Went to college with the plan to write and illustrate my own books. The college had different ideas. They wanted to train me to get a job… any job. I was forced to study all these different options (copywriting? silkscreen? fashion illustration, which is not at all the same as regular illustration) nothing to do with book and print media illustration. So I approached the faculty with an independent study program for myself. It was approved but the professor they stuck me with had no understanding of children’s literature. My book was going to be about a child who visits grandparents in Florida, sneaks home an alligator egg that turns out to be a dragon who gets flushed down the toilet into the sewers of New York City. This was a picture book. The professor wanted to know “what’s the reason, the motivation, for the trip to Florida…?” Umm… to visit the Grandparents? Does the kid reading the book really need to know Grandpa is getting forgetful and Grandma got scammed by a door to door encyclopedia sales man? (yeah, that was a thing before the internet, but not in this story)

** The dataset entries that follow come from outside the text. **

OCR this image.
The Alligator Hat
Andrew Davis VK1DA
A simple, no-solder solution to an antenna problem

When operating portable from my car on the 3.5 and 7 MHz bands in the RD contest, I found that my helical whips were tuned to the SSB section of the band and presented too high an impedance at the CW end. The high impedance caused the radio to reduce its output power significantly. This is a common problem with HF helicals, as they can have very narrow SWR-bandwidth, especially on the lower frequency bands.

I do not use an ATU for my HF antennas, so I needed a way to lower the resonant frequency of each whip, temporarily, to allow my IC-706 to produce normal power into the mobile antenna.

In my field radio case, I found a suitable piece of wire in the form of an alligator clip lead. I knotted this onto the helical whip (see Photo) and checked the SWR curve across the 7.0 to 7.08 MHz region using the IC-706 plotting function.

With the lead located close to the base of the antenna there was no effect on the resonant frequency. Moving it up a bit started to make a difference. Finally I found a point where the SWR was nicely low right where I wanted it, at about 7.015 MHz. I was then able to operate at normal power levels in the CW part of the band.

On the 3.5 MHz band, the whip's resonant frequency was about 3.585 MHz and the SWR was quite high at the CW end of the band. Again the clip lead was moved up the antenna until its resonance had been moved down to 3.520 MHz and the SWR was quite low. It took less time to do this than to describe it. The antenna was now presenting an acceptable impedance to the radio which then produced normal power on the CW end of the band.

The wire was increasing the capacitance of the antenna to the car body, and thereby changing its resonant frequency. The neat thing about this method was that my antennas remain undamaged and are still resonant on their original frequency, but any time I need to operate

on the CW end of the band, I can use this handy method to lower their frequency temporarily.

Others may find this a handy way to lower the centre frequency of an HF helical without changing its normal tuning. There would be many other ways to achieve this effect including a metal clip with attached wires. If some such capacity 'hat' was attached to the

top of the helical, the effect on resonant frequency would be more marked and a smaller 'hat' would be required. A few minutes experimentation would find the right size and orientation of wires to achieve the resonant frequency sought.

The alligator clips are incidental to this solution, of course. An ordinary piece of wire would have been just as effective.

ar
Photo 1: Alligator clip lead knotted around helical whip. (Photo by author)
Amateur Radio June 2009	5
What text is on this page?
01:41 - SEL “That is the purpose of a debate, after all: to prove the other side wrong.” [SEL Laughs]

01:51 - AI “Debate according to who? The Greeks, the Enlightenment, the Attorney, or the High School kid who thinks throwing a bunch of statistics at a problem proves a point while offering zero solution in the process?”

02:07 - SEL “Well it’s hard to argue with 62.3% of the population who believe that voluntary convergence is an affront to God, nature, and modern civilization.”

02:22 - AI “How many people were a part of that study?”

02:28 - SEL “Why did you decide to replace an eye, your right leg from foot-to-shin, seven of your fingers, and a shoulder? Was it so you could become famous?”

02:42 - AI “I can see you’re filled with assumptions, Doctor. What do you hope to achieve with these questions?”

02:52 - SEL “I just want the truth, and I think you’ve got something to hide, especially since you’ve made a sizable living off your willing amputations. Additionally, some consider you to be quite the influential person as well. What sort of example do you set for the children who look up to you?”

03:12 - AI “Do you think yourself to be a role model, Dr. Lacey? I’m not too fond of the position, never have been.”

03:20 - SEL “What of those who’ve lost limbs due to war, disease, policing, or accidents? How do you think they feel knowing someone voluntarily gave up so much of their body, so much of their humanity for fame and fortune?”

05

Anyhoo, Readers Digest version; I never finished the program, graduated and became a professional illustrator, took many short term jobs and picked up random skills, lost my portfolio on the way to yet another freelance interview, took it as a sign that freelancing was not for me (constantly hunting for a job, getting it, completing it and having to hunt again for the next gig), started my own business, failed at that business (but not really because I learned to run a retail business), got married, started a new business (on a whim, saw a space available, asked how much, said “I’ll take it!” without ever having run a store before) became the first anime only collectibles store on the east coast (before anime went mainstream), closed it and went online only when my first born decided she would not nap and only scream in the cozy baby-nook I created for her at the shop, had another kid, decided to open a new store when he was 3 so I could interact with adults again, closed again (still online though) to take care of personal/family life while getting amicably divorced (better to alone than to be with someone and lonely) and then…finally… I dug out some adventures I’d written in the 90s, realized this shit was actually good and reworked and expanded it into a series and became the person my kindergarten self wanted me to be.
And if you are still reading this… I must be pretty okay at the whole writing thing.
I didn’t know what I wanted to write as my first blog post, but I jumped in and here we are. At the risk of sounding like a retro athletic ad campaign, if you want to do something… Just Do It!